From all the commentary, it would seem that people very much enjoyed my keynote, “A Decade of Style”, and several people commented on its similarity to last year’s keynote by Jeffrey Zeldman.  I knew he’d talked about the Web Standards Project, but I didn’t fully appreciate the danger of topical overlap.  Fortunately, this doesn’t seem to have hurt its reception, and I’m glad people found my little trip down amnesia lane to be of interest.  Personal narratives can be highly compelling, but they can also be unimpressive or (even worse) boring.

Of course, there was plenty of love for other talks, but you can understand why I might have been most concerned about how my talk was received, it being the one for which I was responsible and all.  I don’t get nervous about speaking in front of audiences, but I do fear boring or annoying them.  If there’s one thing I strive not to be, it’s a waste of others’ time.

As usual, there’s a quickly expanding body of photos over at Flickr.  I just have two things I’d like to suggest that @media photo taggers please do (or don’t):

  1. While I appreciate the photogenicity of London, pictures of Big Ben or Heathrow airport don’t really deserve the tag “atmedia”.  The venues, sure; the attendees, absolutely.  But a picture that shows all of the seats on your flight to UK were full isn’t really about the conference.  And do we really need to see what you ate for dinner each night?  I say thee nay.  (But then I totally don’t understand the impulse to habitually take pictures of one’s dinner, so maybe I’m a tad off base there.)
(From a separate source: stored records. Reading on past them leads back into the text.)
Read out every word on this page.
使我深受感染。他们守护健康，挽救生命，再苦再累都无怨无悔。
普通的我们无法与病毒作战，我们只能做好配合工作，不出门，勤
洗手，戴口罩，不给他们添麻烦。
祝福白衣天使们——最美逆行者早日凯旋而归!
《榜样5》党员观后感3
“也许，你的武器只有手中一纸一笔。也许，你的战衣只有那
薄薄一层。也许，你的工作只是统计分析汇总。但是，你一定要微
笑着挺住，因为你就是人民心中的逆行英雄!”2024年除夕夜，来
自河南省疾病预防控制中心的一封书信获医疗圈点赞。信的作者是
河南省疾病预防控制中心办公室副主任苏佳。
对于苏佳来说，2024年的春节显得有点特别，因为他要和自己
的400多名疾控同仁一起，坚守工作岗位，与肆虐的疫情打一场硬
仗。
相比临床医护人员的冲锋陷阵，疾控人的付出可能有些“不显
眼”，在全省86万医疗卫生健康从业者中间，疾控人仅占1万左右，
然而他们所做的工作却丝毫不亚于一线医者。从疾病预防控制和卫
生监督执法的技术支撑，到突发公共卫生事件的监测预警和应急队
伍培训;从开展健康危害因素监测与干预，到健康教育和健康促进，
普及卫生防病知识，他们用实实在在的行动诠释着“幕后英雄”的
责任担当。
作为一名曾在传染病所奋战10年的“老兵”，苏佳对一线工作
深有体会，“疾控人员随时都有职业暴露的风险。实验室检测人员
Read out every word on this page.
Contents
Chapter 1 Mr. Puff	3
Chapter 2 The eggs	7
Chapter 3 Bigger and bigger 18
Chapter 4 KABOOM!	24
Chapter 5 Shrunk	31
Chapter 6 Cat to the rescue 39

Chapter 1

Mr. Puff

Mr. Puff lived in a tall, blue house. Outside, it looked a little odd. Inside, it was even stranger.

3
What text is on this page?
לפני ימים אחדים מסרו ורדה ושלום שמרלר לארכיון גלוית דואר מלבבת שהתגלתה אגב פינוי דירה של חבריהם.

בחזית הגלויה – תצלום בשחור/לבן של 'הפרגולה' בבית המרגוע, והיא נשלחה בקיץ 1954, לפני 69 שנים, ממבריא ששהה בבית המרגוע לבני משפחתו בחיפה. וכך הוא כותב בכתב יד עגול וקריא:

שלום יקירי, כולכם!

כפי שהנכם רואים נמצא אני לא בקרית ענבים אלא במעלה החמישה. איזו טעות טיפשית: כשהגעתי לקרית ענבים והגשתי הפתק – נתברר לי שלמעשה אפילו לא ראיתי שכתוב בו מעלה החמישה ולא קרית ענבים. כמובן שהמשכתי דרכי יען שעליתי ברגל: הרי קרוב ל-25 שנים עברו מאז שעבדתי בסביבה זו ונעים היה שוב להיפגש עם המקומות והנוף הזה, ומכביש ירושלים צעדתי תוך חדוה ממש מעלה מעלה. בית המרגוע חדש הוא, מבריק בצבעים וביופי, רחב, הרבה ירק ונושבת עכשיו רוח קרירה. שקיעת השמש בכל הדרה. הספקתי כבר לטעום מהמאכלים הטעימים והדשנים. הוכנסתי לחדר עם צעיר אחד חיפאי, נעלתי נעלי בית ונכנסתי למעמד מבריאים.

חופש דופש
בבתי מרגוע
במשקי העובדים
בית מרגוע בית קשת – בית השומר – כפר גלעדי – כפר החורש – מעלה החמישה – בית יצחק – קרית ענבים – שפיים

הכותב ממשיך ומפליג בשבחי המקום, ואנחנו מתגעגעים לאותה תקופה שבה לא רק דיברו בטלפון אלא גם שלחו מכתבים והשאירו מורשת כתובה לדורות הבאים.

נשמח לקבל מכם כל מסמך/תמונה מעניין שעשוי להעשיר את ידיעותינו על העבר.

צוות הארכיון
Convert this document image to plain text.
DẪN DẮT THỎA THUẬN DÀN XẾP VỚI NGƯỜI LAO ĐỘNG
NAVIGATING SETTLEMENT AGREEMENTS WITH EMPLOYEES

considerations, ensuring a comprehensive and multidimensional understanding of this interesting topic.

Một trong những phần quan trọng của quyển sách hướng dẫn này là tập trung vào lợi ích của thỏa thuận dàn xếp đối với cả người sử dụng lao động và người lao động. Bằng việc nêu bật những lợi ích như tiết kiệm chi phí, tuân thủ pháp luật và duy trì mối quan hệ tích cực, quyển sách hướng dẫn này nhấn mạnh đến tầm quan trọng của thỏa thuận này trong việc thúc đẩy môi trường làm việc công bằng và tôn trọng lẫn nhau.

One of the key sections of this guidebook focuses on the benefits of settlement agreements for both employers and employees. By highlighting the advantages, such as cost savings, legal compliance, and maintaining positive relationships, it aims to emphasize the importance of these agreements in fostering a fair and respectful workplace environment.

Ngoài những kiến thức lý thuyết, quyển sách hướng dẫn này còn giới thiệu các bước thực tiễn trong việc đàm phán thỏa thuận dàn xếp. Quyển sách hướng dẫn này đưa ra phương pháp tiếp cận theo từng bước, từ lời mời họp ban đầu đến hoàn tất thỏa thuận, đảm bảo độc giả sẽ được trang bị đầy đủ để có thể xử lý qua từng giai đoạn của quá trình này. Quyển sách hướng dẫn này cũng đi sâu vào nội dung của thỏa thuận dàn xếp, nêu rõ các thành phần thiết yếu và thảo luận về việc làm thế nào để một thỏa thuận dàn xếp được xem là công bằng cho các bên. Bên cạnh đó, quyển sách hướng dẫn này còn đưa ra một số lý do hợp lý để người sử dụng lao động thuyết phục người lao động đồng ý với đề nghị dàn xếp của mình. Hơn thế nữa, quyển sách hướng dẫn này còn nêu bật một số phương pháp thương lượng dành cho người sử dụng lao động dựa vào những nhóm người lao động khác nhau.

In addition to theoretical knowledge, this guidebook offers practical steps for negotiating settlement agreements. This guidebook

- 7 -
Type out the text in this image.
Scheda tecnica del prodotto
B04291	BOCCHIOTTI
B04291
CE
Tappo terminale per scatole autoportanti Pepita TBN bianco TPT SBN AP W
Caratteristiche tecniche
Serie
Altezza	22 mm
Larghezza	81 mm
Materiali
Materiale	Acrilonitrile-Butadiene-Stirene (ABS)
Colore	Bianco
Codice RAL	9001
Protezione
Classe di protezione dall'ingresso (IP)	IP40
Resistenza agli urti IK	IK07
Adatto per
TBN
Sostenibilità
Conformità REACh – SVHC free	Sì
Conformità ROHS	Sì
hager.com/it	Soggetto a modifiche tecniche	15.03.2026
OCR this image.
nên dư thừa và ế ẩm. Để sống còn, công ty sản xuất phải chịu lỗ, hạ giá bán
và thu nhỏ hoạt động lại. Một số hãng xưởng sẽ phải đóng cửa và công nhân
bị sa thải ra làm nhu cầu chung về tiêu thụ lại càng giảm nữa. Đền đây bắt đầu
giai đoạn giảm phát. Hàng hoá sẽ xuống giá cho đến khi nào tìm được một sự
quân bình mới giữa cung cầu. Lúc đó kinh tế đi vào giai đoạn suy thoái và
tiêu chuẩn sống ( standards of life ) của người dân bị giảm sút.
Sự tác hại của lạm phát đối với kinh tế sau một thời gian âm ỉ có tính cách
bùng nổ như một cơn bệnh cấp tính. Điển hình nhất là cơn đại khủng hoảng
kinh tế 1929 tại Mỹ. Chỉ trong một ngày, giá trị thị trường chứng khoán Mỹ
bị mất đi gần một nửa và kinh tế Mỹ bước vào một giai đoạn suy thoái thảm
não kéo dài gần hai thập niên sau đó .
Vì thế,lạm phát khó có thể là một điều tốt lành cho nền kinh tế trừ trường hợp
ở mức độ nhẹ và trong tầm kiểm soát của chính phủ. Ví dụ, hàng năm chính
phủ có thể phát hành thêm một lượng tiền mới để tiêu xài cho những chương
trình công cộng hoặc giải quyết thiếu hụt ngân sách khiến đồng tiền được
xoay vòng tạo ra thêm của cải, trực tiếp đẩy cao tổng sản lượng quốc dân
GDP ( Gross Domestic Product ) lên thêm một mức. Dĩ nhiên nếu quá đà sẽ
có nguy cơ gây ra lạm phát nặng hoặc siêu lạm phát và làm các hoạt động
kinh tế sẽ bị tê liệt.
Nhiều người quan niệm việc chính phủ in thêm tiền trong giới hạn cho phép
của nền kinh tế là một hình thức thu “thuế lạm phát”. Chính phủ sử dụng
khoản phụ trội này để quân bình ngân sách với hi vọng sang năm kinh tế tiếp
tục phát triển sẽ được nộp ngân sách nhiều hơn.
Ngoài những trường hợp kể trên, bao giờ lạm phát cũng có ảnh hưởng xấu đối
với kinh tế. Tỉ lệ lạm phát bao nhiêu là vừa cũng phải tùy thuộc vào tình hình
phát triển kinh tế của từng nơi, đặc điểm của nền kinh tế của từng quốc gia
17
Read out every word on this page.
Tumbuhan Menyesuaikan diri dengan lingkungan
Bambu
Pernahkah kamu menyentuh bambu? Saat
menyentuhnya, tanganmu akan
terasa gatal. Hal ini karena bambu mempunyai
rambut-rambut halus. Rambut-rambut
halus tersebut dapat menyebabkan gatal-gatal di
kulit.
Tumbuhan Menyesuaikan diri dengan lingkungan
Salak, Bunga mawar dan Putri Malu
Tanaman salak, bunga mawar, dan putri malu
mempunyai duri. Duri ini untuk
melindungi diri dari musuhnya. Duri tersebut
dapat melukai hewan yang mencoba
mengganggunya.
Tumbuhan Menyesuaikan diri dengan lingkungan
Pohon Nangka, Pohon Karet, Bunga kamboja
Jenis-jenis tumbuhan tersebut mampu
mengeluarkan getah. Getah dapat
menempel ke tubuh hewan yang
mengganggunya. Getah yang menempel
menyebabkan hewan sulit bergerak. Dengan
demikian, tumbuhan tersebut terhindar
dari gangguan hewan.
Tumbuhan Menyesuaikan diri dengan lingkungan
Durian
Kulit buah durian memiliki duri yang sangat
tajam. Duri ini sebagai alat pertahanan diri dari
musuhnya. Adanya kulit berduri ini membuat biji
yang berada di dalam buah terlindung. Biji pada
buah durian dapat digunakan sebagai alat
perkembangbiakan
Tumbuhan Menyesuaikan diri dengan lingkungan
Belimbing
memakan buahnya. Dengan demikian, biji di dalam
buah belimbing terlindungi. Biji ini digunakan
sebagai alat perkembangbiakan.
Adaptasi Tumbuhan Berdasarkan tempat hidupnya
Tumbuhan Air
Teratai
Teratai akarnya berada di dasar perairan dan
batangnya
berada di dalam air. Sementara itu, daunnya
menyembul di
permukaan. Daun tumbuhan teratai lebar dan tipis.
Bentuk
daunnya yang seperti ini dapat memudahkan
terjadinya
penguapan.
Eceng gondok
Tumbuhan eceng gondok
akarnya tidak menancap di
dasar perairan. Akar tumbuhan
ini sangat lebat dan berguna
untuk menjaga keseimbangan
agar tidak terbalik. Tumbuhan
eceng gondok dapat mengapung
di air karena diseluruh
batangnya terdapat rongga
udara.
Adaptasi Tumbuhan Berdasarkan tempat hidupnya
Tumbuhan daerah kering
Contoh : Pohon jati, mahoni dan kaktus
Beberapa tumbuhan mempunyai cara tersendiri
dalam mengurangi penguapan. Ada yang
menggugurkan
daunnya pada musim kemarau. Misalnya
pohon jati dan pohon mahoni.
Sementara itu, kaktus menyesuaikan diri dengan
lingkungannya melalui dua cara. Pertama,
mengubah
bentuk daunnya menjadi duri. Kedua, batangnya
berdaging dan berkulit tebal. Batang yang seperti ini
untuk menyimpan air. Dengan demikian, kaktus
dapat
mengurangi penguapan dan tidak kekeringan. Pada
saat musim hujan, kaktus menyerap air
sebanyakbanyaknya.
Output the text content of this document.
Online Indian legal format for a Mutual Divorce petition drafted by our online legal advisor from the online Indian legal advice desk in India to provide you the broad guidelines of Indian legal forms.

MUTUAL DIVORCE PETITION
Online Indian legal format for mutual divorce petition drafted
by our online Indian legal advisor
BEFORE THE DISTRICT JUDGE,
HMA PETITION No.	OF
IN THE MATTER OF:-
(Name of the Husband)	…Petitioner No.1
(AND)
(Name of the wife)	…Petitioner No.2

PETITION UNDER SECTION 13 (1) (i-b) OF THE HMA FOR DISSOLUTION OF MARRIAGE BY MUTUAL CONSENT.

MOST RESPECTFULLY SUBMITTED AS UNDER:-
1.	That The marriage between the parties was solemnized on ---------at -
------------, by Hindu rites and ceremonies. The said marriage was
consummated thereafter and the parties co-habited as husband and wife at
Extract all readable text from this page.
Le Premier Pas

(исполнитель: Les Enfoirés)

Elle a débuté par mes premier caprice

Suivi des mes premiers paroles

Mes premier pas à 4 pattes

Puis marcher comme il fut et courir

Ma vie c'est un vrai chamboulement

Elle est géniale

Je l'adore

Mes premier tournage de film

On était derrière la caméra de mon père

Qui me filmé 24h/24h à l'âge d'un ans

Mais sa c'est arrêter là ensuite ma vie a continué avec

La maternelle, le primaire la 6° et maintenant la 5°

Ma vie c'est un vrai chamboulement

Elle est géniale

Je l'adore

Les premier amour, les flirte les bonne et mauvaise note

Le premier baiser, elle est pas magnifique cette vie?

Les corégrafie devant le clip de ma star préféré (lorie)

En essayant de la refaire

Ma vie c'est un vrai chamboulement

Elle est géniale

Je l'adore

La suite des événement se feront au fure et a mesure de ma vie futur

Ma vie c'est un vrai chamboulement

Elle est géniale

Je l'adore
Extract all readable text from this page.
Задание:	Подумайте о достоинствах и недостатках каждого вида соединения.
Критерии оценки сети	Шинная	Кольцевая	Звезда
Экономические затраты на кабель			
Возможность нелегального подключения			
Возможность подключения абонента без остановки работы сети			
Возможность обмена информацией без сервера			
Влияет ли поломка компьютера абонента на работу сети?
  2. If a person is depicted in your photo and you know their name, you should put that in your photo’s tags.  Whether you use the proper format (“Joe Person”) or the compressed version (“joeperson”) is irrelevant, since Flickr treats them as being equivalent.  But it’s nice to be able to find all the photos of, say, Jon Hicks by a convenient name-tag.

    I’ve also seen people tagged with both their name and URL, so a photo of Jon Hicks might be tagged both “jonhicks” and “hicksdesign“.  That’s a decent bit of design redundancy and probably worth doing, but at the very least, tag the names.  I’m going to go clean up my omissions on that score this evening, so as to flesh out the semantic gooness of my own photo stream.

Just my two bits of tagging advice; take ’em for whatever you think they’re worth.  In the meantime, if you’ve ever wanted to see me wearing a suit, or with my fangs partially extended in anticipation of a fresh meal, well then—I guess it’s just your lucky day, innit?